In Jewish and other mystical traditions, people talk of rapture and abandonment: that our sensitivities to God wax and wane. I, and have always, felt this too. In my more "religious" days, especially, I felt the approach and withdrawal of God, the Holy Spirit and Jesus, and would always look forward to the day when I felt the closeness of divine grace which I appreciated more because I also felt the darkness of its withdrawal (the dark, cold dankness the Jewish mystics call it perhaps in reference to being able to read the script (the waters) but not feel the Spirit (fire)).

I think intellectual knowledge is like that too. I have many books and many of them are scientific and mathematical. There are days (or periods) when I can peruse with ease and comprehension and insight come almost unbidden; then, there are days (or periods) where I'm uncertain of my ability to understand - these, often the same text.

When I was child just learning I used to be able to say to myself: remember, recall into your atavistic memory and you will understand what's before you. -I used to take the notions of reincarnation literally and felt that I already knew and if I tried hard enough I'd remember. Insight is like that: it comes in leaps and bounds, oftentimes comprehension comes in whole, complete chunks. Epiphanies are wondrous things. Mystical.

Sometimes my aippakuluk asks me a scientific or mathematical/physics question, and my insights come tumbling in. I don't pretend to comprehend the often-complex commentaries and provisos of such technical knowledge but often I can "see" the first principles clearly - clearly enough to know that my insight was anticipatory and on the right logical track when I check/recheck whether I was right or wrong.

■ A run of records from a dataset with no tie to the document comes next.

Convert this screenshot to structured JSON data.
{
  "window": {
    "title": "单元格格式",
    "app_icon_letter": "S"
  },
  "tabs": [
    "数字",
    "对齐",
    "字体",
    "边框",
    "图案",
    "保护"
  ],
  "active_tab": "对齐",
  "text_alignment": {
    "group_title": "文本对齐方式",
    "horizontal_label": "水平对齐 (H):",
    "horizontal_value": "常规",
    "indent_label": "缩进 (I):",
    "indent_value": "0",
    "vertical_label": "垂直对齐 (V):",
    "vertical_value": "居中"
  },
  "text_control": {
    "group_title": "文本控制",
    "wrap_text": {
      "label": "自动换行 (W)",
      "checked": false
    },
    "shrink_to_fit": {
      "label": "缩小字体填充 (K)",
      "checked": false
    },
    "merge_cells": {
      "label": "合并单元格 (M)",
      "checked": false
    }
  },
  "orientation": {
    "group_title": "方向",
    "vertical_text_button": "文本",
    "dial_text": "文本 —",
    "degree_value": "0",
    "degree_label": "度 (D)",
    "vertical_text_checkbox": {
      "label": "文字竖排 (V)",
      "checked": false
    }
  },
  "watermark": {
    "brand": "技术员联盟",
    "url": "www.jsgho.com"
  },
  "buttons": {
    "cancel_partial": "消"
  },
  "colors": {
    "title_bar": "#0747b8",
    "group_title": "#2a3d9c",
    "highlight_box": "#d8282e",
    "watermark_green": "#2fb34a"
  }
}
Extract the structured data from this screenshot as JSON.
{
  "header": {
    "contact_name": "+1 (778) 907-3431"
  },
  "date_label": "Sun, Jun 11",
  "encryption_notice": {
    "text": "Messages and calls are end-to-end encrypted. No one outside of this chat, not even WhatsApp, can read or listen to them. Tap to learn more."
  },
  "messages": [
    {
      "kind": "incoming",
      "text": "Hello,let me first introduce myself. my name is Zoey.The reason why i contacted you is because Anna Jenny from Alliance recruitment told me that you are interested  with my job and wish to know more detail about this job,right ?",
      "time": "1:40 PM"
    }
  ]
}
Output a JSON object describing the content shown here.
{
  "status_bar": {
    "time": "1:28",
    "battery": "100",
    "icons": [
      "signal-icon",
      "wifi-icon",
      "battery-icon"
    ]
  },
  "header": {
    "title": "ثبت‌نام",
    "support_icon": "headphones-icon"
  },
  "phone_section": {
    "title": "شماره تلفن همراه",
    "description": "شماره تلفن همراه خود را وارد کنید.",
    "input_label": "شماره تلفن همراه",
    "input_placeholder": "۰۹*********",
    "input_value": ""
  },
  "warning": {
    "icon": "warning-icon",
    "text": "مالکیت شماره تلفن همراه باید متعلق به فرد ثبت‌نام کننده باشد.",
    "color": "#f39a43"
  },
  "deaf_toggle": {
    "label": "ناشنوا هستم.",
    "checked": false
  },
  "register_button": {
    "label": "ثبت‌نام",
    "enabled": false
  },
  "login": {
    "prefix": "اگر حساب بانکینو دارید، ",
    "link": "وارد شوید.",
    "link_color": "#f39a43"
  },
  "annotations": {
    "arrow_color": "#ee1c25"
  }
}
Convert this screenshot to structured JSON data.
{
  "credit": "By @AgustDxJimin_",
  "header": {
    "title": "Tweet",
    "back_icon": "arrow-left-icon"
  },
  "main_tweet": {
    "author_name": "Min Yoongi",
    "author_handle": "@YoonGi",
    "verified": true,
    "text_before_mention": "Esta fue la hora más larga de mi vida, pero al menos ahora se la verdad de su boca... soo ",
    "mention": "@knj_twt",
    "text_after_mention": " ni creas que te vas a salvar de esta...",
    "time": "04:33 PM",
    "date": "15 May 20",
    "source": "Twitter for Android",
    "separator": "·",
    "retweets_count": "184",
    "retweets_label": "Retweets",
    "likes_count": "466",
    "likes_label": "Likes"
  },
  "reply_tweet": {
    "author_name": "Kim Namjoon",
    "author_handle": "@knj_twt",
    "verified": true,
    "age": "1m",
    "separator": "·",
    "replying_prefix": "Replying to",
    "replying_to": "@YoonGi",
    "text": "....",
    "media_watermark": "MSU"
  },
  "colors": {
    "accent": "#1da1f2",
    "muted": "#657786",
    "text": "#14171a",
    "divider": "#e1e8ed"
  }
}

The human mind is a magical thing. It can be trained and cultivated to perceive what it could not see before learning to place: when comprehension takes hold, whole vistas are opened out, original insight becomes possible. I love drinking to get drunk, smoking up to get high, but I love my brain more so I've stopped drinking (but still unwilling to admit with confidence that I've quit for good - knowing how fragile and vulnerable we really are).

This realization makes me appreciate my aippakuluk and my loved ones even more. I need her, I need the people I love, to carry me beyond my addictive/self-destructive patterns of behaviour: without love, I am nothing. I highly suspect that I'm neuro-atypical - my pedantry, my fascination with abstract patterns, my set ways, my inability to acquire social graces and express emotion but the strong ones, etc. - but that doesn't mean I don't get it. That's the thing: I can understand emotional content, it's just that I have a tendency to not appreciate its relevancy very well. I love art, literature and music: these show I'm human. It's just that after a mystical experience it is often difficult to get back on the ground sometimes.